JAKARTA, PRINDONESIA.CO – Salah satu karakteristik generasi kelahiran tahun 1997 hingga 2021 (Gen Z) adalah gaya komunikasinya yang cenderung singkat dan padat. Sebagian orang memandang santai kecenderungan tersebut, sebagai dampak dari dominasi media sosial dan aplikasi pesan singkat di kehidupan mereka. Namun, sebagian lainnya menilai gaya berkomunikasi tersebut dapat memicu ketersingungan, utamanya bagi generasi lain seperti milenial, Gen X dan baby boomer.
Pandangan tersebut disampaikan oleh Erwin Parengkuan, CEO sekaligus founder TALKINC, sebuah institusi pendidikan yang berfokus pada pengembangan keahlian berkomunikasi. Ia menjelaskan, terlepas dari efektivitasnya, komunikasi yang cenderung singkat dan padat khas Gen Z dapat mengganggu kerja sama di lingkungan profesional. “Berdasarkan temuan TALKINC, banyak perusahaan mengeluhkan gaya bicara tersebut karena menghambat proses kerja sama lintas generasi,” ujarnya dalam kegiatan Seminar: Mastering the Present, Shaping the Future of Indonesia di Jakarta, Rabu (15/5/2024).
Guna mengatasi persoalan tersebut, kata Erwin, Gen Z perlu lebih fleksibel untuk menyesuaikan gaya komunikasinya dengan lawan bicara. Dalam hal ini ia menegaskan, kunci efektivitas komunikasi bukan sebatas singkat dan padat, tetapi juga koneksi emosional dan kemampuan individu dalam menarasikan ide dengan jelas.
“Storytelling”
Pria yang berpengalaman di dunia penyiaran radio itu melanjutkan, komunikasi yang lebih mendalam sangat penting untuk diupayakan.

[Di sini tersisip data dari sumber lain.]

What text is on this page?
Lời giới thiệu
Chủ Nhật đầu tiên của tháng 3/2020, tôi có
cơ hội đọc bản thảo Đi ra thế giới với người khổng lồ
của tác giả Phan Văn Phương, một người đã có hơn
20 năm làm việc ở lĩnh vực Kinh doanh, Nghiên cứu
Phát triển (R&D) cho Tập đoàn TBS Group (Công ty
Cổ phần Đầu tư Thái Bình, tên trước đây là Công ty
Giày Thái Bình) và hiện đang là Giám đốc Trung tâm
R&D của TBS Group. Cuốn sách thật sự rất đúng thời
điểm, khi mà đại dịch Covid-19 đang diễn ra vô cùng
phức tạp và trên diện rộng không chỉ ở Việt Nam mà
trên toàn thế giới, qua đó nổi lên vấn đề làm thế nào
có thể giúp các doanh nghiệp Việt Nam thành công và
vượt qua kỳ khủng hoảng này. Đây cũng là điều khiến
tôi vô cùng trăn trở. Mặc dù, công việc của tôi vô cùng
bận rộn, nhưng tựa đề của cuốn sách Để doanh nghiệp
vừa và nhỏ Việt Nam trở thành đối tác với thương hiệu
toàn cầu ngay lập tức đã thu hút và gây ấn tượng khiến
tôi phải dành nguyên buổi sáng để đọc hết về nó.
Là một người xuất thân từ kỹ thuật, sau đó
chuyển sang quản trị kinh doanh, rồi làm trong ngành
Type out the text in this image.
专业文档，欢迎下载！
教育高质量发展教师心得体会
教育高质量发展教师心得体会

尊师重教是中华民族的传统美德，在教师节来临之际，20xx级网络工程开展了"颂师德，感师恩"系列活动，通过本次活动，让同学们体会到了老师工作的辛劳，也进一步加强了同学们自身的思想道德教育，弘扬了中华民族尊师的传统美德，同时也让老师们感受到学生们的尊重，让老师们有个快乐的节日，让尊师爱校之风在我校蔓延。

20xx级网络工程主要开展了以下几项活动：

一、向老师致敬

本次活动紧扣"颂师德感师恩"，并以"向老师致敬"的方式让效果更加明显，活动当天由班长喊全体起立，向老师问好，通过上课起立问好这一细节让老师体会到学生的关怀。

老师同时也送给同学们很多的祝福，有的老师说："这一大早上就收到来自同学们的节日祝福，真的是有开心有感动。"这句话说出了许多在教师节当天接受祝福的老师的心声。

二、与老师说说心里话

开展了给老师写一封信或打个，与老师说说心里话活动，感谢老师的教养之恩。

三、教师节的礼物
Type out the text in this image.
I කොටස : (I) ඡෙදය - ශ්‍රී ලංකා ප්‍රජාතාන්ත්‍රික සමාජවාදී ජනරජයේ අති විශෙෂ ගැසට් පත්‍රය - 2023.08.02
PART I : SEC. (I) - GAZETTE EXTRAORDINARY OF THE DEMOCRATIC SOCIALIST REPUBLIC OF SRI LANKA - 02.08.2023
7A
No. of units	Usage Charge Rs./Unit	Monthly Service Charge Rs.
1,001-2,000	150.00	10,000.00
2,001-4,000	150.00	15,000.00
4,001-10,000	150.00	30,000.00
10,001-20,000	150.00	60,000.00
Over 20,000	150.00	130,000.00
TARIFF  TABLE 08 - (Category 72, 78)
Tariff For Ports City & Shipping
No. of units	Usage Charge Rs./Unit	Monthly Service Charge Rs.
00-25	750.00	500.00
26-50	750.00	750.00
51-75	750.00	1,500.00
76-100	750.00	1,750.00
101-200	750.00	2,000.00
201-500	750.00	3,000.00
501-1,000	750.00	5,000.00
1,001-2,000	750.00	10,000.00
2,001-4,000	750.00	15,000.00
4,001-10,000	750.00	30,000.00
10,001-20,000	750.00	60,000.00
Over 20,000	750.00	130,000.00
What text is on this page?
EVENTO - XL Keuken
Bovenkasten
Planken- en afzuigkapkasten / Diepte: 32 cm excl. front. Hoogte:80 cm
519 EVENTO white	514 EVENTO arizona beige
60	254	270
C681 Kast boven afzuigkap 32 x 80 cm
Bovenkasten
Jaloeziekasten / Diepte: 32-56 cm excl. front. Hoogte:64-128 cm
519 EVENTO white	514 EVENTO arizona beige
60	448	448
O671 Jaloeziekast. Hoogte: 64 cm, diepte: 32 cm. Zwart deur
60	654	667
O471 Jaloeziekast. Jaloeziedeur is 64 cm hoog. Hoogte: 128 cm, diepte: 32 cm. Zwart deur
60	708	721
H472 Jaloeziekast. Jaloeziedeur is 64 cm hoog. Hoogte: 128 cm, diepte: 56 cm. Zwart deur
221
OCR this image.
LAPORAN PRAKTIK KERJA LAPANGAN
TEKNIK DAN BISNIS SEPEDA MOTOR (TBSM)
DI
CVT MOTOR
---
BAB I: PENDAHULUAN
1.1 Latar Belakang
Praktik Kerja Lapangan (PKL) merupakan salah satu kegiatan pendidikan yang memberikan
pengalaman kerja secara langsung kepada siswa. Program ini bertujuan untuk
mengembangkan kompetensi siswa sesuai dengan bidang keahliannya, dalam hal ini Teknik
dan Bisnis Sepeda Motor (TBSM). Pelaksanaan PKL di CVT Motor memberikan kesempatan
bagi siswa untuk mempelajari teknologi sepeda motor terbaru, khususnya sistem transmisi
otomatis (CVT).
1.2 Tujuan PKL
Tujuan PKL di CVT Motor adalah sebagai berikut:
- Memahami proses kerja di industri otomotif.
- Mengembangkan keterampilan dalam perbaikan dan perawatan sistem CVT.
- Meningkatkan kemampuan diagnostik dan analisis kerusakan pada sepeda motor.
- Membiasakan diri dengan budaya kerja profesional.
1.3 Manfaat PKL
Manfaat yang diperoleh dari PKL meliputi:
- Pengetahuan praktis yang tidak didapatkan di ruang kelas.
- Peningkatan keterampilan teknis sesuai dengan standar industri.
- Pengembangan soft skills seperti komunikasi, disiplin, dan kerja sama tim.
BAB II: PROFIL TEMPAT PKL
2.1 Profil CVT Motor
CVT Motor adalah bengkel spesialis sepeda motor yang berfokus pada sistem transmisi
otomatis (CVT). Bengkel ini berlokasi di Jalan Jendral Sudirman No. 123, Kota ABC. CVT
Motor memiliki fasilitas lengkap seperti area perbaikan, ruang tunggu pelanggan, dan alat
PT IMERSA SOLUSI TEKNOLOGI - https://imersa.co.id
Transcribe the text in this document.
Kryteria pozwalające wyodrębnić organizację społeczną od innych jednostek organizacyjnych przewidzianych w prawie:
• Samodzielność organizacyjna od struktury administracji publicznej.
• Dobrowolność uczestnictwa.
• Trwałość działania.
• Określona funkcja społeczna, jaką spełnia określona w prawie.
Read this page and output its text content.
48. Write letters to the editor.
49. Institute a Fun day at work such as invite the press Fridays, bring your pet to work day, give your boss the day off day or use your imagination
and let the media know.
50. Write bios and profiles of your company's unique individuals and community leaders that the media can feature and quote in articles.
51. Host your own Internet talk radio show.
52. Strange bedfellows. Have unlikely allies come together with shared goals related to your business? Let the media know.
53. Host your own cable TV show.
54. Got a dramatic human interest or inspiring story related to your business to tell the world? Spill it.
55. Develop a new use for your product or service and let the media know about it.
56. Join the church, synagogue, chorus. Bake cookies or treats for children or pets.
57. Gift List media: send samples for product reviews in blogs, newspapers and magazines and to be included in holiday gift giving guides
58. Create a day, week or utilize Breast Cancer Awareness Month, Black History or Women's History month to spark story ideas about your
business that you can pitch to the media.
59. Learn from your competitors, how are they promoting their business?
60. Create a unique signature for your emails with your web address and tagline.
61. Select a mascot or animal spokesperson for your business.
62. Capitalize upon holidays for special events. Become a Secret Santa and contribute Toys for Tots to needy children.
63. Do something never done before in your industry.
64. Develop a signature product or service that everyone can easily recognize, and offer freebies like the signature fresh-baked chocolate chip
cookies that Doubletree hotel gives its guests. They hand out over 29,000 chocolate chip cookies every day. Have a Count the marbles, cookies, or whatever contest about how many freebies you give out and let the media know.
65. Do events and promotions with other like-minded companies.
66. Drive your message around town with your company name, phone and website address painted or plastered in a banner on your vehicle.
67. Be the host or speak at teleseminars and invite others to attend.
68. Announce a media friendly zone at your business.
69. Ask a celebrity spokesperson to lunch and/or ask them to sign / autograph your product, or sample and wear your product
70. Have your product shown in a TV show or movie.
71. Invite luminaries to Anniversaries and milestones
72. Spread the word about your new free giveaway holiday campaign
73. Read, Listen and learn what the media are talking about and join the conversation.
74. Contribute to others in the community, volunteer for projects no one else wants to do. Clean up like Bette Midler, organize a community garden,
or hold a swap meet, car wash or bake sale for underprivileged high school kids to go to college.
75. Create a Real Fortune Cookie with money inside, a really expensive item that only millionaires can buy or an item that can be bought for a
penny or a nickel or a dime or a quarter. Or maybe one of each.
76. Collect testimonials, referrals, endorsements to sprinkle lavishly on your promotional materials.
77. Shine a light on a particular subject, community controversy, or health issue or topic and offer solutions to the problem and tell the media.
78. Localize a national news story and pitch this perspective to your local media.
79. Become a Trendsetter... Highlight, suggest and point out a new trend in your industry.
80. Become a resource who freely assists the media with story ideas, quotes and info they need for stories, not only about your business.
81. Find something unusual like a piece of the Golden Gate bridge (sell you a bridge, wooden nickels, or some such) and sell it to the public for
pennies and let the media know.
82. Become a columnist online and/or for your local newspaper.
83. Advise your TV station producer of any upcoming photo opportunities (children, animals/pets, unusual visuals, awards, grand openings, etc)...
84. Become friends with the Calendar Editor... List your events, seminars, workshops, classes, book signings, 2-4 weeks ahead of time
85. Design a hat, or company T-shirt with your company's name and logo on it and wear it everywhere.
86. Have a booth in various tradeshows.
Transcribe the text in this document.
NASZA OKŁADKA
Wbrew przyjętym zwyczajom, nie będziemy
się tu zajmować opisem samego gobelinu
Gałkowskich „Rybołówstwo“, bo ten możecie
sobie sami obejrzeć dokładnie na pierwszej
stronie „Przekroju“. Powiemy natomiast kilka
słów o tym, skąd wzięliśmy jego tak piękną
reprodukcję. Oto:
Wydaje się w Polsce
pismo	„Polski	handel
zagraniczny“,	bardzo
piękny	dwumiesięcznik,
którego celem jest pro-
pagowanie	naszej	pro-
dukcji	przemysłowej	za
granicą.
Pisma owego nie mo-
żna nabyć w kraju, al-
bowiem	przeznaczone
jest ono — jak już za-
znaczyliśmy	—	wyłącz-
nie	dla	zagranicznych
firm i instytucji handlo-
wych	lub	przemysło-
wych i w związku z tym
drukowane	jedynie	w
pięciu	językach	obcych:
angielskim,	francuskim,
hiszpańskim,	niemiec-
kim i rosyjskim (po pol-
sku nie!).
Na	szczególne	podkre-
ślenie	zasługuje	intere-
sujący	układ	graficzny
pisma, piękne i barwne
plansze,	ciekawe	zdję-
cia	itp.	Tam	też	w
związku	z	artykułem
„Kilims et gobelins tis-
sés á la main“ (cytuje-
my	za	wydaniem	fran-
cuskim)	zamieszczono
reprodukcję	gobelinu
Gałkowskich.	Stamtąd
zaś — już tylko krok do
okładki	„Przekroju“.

Menurutnya, komunikasi lewat pesan singkat tidak akan pernah menggantikan interaksi tatap muka yang melibatkan koneksi emosional. Untuk itu, jelas Erwin, Gen Z perlu mengembangkan kemampuan bercerita (storytelling) guna memperdalam interaksi antar generasi.
Senada dengan Erwin, Wahyu Wiwoho, Public Speaking Facilitator TALKINC, selaku narasumber dalam kegiatan tersebut meyakini, kemampuan storytelling akan memungkinkan Gen Z memiliki koneksi yang lebih baik di lingkungan profesional. "Storytelling memungkinkan kita menyampaikan ide dan gagasan secara persuasif, sehingga orang lain lebih mudah mendengarkan dan meyakini pesan yang disampaikan," ungkapnya.
Sebagai contoh, terang Wahyu, alih-alih hanya menampilkan data mentah dalam presentasi evaluasi kerja, kemampuan storytelling memungkinkan Gen Z untuk menceritakan tantangan yang dihadapi dalam pekerjaannya.
Pria yang pernah bekerja sebagai Pembawa Berita dan Produser di Metro TV itu menilai, secara kualitas Gen Z merupakan generasi yang dapat diandalkan. Namun, menurutnya, mereka tetap membutuhkan bimbingan generasi terdahulu dalam lingkup profesional. “Gen Z sangat bisa diandalkan di kantor dan menjadi penyeimbang dalam tim. Untuk itu, kemampuan storytelling mereka perlu diasah," pungkasnya. (jar)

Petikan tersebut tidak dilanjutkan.